Zum diesjährigen Treffen der österreichischen systematischen Theologie am vergangenen Freitag (29. April 2022) im KULTUM in Graz wurde der Schwerpunkt "Kunst und Theologie" behandelt. (Das KULTUM wurde dabei als "Aussenstelle" des Instituts für systematische Theologie und Liturgiewissenschaft bezeichnet:) Ich wurde eingeladen, die Fragestellung vor dem Hintergrund des Ortes zu erörtern: Dabei ging ich im ersten Teil vor allem historisch vor – auch was unseren Ort, dessen Renovierungsabschluss am kommenden Mittwoch festlich begangen wird, betrifft. Die Eggenberger, die Sponsoren von damals, waren eng mit dem Projekt "Gegenreformation" von Erzherzog Ferdinand II. (das von Graz ausgegangen war!) verbunden und sind in der Mariahilferkirche begraben, wie auch Pietro de Pomis, der Architekt der Minoriten, des Schlosses Eggenberg und des Mausoleums.... Und ich erinnerte in einem kurzen "bildtheologischen Rap" an Positionen aus der Bildtheologie zur Bildfrage. Aber wie war es dann später in der Moderne? Gerade Ausstellungen zu Kunst und Religion haben ganz neue Sichtweisen dazu eingebracht, auch in Graz. Eine systematische Frage begleitete den Vortrag: Kann Kunst als "locus theologicus" bezeichnet werden? Die Frage wurde das erste Mal von Alex Stock (1927–2016) 1993 gestellt. Seine Poetische Dogmatik war jedenfalls eine einleuchtende Antwort darauf, die er in 11 Bänden ausführte. ("Locus theologicus", am besten mit "Quelle theologischer Erkenntnis" übersetzt, ist ein Begriff des spanischen Theologen Melchior Cano, der als Begründer der kath. Fundamentaltheologie gilt.) Doch so sehr die Bilder einmal ein zentrales Vermittlungsmedium und auch Präsenzbehauptung waren, in die engeren Diskursorte der Dogmatik wurden sie nicht eingelassen. Der ehemalige Professor für Fundamentaltheologe in Graz, Gerhard Larcher, forderte deshalb auch eine "ästhetische Vernunft" ein.

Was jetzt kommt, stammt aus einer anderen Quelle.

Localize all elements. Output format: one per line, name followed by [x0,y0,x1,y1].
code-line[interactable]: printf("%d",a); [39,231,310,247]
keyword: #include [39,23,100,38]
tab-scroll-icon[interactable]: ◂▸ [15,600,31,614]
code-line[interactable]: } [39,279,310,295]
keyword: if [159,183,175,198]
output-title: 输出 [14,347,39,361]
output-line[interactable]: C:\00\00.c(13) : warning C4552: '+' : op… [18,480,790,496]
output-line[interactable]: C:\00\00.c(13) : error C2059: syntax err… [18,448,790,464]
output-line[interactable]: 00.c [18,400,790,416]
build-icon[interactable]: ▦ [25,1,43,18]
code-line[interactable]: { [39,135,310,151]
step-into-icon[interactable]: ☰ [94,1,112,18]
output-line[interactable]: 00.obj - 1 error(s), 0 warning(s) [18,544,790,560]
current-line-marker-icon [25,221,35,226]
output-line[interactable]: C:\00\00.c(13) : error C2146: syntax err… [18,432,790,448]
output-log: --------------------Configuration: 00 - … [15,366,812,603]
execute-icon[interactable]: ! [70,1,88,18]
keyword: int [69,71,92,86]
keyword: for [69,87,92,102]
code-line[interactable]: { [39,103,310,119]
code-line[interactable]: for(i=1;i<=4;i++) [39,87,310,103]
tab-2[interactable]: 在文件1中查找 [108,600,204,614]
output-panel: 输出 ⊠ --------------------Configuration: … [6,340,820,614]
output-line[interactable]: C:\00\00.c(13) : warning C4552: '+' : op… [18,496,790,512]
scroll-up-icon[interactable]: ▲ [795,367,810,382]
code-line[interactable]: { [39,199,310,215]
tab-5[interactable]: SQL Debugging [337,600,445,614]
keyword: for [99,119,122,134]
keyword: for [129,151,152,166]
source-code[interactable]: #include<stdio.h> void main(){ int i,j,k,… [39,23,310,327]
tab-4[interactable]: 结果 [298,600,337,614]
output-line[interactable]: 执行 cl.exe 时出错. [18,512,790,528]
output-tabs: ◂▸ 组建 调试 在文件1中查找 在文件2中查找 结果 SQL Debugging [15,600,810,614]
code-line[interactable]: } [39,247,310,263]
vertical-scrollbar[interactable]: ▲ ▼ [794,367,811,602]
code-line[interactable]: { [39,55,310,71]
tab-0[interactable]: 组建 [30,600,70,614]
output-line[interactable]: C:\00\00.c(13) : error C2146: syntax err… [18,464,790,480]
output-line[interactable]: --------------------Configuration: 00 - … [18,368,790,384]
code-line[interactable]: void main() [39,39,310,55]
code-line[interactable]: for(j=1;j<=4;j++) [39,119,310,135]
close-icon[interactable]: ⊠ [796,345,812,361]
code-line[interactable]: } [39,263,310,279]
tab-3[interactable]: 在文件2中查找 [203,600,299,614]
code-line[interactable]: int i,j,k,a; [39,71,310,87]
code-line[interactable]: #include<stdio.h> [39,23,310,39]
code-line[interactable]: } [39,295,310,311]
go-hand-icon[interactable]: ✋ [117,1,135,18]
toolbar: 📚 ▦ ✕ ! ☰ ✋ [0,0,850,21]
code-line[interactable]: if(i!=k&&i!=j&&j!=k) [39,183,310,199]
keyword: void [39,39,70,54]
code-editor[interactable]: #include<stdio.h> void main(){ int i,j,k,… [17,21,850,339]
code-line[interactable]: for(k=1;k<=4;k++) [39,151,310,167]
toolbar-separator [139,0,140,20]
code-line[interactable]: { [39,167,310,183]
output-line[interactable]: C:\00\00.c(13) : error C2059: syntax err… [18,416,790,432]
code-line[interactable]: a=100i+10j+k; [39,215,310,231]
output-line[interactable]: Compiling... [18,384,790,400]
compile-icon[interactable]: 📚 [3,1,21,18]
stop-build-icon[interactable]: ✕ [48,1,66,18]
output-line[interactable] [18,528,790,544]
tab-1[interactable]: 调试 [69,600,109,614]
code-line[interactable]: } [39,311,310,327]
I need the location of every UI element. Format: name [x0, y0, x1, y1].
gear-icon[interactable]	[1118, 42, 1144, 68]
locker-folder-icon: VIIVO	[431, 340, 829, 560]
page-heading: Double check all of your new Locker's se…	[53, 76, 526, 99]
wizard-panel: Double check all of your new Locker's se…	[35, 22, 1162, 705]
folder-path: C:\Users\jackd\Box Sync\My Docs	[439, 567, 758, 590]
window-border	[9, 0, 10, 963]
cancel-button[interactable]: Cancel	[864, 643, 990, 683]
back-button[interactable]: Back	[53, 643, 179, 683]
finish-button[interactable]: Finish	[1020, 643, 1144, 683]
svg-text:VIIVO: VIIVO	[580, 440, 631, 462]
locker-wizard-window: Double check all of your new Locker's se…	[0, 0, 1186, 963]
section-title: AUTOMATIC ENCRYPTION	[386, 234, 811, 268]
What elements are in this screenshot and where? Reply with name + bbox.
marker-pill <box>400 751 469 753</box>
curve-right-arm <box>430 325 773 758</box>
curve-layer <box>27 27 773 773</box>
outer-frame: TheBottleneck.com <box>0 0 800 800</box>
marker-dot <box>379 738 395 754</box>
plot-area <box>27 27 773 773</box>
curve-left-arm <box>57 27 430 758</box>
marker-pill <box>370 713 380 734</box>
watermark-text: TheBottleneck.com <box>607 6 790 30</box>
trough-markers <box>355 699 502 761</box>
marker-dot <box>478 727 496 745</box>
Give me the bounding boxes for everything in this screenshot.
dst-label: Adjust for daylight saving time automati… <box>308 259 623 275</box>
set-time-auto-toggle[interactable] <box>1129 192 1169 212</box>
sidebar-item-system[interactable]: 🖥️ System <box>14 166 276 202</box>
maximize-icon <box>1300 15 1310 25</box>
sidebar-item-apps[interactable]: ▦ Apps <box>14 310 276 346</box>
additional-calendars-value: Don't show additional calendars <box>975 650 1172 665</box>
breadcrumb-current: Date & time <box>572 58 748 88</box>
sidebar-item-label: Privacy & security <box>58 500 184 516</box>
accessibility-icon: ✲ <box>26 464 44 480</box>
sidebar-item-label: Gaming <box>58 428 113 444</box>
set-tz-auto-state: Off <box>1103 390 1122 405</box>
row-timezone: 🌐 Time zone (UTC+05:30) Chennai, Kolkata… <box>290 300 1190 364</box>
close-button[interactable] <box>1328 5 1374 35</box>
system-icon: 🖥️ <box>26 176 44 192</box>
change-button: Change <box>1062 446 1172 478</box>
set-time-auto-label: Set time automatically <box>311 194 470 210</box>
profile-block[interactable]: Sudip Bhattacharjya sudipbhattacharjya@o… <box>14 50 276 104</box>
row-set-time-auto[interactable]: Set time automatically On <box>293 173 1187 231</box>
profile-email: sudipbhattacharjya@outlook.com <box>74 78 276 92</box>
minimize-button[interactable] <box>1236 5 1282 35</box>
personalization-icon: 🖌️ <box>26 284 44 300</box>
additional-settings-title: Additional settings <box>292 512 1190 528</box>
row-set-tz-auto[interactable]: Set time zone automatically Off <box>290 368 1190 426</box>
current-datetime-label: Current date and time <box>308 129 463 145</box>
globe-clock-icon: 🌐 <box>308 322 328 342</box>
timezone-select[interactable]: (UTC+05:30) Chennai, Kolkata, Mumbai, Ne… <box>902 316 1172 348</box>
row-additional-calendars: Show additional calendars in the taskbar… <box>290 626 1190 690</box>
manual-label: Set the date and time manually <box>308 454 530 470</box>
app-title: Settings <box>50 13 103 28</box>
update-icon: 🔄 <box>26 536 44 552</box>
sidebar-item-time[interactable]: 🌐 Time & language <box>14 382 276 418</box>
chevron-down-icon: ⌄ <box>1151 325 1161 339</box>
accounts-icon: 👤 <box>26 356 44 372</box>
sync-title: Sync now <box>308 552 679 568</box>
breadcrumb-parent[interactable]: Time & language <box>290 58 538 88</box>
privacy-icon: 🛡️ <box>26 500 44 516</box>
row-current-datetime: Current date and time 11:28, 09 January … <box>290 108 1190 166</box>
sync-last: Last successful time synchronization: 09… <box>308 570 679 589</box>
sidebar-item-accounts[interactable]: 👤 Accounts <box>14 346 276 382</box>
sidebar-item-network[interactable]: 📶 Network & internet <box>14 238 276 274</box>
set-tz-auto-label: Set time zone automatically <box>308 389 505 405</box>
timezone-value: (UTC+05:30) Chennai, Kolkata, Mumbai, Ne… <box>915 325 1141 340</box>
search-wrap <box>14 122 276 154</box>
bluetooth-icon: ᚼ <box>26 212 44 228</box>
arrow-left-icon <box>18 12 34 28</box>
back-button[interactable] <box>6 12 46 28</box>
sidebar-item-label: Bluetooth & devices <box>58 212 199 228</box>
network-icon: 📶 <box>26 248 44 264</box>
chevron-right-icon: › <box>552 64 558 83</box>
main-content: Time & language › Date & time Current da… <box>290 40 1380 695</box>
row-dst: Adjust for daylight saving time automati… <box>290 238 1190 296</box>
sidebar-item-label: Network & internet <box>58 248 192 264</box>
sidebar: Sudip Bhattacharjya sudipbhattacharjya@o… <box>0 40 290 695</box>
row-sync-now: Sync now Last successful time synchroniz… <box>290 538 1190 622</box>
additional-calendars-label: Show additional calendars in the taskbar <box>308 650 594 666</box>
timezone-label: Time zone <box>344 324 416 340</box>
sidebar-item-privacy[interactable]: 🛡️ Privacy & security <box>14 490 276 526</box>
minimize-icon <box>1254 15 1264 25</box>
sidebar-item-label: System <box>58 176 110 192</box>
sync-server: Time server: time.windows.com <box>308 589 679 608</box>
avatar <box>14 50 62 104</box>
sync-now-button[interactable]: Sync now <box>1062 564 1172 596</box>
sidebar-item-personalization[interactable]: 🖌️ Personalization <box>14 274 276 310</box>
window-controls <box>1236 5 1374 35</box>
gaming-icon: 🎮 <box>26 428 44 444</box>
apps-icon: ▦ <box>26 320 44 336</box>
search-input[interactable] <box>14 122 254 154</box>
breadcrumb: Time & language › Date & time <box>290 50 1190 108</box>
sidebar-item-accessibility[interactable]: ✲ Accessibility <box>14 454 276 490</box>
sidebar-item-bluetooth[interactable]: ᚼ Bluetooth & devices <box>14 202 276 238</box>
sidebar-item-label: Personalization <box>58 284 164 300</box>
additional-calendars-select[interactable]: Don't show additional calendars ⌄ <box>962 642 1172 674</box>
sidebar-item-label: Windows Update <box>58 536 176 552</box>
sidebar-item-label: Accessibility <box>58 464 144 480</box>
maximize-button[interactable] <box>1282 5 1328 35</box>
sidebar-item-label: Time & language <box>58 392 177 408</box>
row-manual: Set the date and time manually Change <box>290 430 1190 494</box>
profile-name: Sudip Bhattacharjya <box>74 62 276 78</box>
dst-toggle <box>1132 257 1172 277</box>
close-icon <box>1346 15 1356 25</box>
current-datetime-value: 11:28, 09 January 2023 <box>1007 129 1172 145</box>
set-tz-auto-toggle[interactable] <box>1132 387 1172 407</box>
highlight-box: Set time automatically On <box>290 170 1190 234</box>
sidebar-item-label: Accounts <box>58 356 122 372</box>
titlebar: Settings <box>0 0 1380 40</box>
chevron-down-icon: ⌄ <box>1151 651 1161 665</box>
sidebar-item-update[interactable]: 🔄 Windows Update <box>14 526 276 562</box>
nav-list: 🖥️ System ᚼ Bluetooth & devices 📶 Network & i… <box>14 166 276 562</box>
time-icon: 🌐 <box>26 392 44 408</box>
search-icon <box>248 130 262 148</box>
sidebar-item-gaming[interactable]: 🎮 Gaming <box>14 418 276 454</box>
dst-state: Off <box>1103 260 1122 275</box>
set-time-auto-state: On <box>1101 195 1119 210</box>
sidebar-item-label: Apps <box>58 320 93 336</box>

In seinem 2. Teil führte der Vortrag ein Museum für Gegenwartskunst und Religion vor, das in zehn Räumen konzipiert ist. 2015 als Buchmuseum entworfen, werden die einzelnen Räume nach und nach aufgefüllt: Das ist die Idee des KULTUMuseums. Die jüngsten Zuwächse: Werke von Guillaume Bruère, Judith Zillich und Manfred Erjautz. Sie befinden sich (vermutlich) im "Raum 02", der sich mit christlich codierten Bildern aus der Perspektive der Gegenwartskunst auseinandersetzen. Sie werden nicht nur als theologisch relevant ausgewiesen, sondern sie verbinden sich mit dem Zentrum theologischer Erkenntnis und Reflexion: Was lässt sich dabei Neues finden, die die primären Texte, auf die sich beziehen, vielleicht sogar neu weiterschreiben? Das wäre jedenfalls eine kühne These einer dynamischen Sicht eines Verständnisses von Offenbarung.